Pulmonary Tuberculoma
Pulmonary tuberculoma is mainly appeared in the dorsal pulmonary segment with uniform density and smooth boundary. The long rough burrs can be observed in some patients; enhanced scan shows the nonenhanced or circular enhanced focus. The caseous necrosis can be observed in the center of focus. The satellite foci are observed around the focus. The pleura is thickened. The hilar and mediastinal lymph nodes are not enlarged.
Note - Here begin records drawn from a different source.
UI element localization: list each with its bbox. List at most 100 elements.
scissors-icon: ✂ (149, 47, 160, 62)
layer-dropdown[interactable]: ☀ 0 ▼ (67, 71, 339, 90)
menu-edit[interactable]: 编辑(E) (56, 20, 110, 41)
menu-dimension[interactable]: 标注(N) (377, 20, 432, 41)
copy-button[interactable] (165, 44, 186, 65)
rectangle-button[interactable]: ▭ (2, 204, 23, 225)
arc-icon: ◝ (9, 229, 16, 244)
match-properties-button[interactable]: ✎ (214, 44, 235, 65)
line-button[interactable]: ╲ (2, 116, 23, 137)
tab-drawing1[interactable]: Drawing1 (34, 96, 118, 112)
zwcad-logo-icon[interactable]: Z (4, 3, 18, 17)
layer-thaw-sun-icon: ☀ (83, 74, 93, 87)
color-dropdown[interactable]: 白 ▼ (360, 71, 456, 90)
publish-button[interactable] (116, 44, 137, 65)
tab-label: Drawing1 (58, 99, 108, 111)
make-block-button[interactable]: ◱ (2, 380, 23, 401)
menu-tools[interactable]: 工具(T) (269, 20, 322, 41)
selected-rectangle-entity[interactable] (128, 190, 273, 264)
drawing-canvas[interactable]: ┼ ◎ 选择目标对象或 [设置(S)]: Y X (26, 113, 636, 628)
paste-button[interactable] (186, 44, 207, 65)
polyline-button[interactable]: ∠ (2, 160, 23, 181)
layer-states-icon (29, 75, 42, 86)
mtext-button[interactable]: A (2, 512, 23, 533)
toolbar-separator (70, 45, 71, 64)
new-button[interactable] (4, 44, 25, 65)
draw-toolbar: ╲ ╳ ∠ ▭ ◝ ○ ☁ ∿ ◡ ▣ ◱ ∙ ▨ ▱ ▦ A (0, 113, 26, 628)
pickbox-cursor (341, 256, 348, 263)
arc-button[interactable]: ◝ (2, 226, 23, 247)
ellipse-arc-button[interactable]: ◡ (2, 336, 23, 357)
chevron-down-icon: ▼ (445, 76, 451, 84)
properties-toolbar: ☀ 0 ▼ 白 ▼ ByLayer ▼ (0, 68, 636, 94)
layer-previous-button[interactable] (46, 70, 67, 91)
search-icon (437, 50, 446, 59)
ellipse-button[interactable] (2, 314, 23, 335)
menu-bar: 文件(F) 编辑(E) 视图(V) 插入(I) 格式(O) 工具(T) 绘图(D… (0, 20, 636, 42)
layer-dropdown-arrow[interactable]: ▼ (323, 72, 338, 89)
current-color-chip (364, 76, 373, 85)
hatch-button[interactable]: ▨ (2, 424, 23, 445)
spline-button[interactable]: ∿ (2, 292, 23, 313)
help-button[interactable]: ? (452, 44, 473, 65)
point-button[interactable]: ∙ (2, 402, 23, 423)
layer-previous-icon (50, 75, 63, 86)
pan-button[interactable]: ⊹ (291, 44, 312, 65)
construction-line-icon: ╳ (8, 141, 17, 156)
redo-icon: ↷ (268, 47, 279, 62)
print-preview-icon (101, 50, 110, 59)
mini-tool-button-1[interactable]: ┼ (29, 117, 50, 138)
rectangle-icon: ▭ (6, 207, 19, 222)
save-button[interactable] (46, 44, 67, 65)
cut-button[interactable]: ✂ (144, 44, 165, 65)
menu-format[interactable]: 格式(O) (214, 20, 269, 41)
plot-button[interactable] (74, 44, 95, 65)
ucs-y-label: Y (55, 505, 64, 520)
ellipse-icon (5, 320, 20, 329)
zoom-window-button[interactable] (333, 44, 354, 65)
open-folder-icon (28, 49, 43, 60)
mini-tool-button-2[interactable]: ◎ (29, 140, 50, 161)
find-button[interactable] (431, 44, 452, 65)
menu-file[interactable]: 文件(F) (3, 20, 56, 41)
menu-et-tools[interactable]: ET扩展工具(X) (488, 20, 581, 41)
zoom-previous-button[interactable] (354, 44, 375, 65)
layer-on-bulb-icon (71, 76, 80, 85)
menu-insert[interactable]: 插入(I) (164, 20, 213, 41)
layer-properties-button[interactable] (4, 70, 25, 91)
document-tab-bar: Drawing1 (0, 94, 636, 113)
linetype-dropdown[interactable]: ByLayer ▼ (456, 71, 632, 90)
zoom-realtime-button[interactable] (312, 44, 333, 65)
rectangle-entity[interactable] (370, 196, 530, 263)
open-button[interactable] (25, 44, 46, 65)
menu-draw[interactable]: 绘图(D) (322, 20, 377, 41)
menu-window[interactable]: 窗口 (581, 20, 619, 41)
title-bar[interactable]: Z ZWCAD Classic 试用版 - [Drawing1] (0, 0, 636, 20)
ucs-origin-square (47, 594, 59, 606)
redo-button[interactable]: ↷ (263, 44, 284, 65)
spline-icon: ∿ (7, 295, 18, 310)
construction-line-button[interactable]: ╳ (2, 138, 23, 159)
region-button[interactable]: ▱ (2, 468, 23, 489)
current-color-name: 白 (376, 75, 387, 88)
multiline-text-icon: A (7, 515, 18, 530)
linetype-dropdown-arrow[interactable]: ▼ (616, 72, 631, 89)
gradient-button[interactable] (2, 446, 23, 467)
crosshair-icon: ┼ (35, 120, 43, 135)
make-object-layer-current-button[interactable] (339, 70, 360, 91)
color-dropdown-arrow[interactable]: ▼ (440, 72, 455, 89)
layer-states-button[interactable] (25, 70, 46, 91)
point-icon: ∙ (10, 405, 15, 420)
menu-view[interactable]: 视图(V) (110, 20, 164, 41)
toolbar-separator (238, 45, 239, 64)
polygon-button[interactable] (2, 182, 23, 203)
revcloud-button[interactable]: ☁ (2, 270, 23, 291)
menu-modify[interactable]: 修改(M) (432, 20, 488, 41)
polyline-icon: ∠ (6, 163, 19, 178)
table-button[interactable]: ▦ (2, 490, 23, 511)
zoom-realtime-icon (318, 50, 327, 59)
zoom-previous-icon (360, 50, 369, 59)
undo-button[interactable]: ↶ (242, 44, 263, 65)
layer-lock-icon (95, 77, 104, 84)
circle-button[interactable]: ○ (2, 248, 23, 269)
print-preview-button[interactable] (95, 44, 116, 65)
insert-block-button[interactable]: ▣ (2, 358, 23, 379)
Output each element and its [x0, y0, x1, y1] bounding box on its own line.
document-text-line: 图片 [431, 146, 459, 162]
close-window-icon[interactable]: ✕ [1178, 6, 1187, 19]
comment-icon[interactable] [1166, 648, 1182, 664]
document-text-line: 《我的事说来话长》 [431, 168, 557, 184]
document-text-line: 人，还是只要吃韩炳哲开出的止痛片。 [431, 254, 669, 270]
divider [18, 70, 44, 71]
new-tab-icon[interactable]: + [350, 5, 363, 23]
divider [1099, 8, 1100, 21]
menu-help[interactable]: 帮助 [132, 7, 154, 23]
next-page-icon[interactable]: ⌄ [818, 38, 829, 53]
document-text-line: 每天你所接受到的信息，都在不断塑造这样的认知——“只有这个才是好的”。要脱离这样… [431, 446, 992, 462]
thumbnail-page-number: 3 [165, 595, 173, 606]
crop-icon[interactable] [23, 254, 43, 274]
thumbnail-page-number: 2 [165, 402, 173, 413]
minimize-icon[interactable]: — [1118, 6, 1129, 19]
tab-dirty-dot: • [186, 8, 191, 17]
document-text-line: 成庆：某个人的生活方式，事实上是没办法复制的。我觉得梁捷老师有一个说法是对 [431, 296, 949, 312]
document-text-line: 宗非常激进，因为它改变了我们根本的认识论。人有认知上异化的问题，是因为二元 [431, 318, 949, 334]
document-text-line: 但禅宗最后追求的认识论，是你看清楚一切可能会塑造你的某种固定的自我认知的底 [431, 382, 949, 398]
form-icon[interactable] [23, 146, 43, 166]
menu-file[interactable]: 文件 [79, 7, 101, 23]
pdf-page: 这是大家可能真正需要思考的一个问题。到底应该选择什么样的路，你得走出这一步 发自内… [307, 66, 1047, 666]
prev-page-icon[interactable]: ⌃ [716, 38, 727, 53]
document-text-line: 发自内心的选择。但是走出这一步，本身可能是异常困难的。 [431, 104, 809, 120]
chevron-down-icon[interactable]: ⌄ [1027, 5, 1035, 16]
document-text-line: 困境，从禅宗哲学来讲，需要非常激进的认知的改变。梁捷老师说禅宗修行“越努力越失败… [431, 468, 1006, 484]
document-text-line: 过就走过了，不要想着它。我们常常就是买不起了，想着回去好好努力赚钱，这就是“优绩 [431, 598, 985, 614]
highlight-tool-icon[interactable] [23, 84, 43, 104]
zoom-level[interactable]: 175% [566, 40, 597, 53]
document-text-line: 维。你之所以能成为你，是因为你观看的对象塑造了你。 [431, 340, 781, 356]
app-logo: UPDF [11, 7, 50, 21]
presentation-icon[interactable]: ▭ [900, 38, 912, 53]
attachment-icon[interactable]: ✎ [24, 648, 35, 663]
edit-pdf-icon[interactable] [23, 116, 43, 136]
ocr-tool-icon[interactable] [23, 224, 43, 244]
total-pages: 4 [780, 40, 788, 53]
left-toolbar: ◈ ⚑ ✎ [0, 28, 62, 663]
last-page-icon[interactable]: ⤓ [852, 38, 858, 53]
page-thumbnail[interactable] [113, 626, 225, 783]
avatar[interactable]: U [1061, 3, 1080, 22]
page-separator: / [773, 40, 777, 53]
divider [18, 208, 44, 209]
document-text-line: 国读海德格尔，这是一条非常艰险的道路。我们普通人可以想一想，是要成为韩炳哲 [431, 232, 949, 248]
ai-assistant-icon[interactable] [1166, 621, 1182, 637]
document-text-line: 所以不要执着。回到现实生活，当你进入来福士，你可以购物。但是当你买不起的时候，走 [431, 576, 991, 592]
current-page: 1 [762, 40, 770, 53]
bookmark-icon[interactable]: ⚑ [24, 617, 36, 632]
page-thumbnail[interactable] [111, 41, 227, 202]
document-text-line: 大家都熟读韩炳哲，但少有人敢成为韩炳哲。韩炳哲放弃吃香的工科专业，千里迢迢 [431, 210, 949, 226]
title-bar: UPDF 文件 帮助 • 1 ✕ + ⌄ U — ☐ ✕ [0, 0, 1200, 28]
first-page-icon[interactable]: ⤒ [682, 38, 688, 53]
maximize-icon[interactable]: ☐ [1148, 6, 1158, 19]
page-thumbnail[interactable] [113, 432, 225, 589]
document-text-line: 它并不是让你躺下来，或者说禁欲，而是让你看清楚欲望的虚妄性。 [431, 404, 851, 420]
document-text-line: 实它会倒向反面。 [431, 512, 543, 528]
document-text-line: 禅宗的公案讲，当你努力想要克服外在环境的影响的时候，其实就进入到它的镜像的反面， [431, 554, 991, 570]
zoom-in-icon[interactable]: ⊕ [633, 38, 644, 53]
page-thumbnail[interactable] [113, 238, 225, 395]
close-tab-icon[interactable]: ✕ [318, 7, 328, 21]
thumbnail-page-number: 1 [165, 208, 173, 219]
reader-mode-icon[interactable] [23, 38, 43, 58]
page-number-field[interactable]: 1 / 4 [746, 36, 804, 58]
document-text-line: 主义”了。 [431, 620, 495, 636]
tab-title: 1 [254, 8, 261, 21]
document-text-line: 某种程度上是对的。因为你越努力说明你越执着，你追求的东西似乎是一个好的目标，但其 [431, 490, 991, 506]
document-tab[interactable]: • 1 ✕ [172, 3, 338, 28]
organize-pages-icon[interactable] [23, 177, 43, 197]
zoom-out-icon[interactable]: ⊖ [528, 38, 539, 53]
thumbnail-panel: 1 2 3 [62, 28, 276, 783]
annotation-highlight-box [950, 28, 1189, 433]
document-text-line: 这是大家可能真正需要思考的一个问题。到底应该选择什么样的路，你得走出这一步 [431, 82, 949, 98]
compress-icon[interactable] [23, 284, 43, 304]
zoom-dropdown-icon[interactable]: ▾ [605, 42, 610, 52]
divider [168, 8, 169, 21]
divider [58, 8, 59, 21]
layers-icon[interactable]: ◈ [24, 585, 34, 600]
The focus is not slowly absorbed or not absorbed after antituberculosis treatment.18,19
Pulmonary Inflammatory Pseudotumor
It is located around the lung field, mainly confined to a leaf. The shape is irregular. The focus often has the wide fundus and adheres on the pleura. The adjacent pleura is thickened. Enhanced scanning shows high density and homogeneous enhancement. The lesion can be shrank after antiinflammatory treatment.18,20
Hamartoma
The tumor components are complex. Most are carcinoid malformation caused by abnormal development of normal tissues. A few is mesenchymal tumors. Fat and calcification are the manifestation of most hamartomas. Popcorn-like calcification is common in pulmonary hamartoma.21
Lung Carcinoid
The histopathologic characteristics include typical neuroendocrine morphology with positive cytokeratin, the expressions of chromogranin A, synaptophysin, CD56, and other neuroendocrine factors. The expression of Ki-67 index is helpful for differential diagnosis. The feature of imaging examination is absent. The diagnosis needs to be clarified by the combination of clinical manifestations and pathological examination.22
Footnotes
Abbreviations: CK = creatine kinase, CT = computed tomography, VAST = video-assisted thoracoscopic surgery.
The authors have no funding and conflicts of interest to disclose.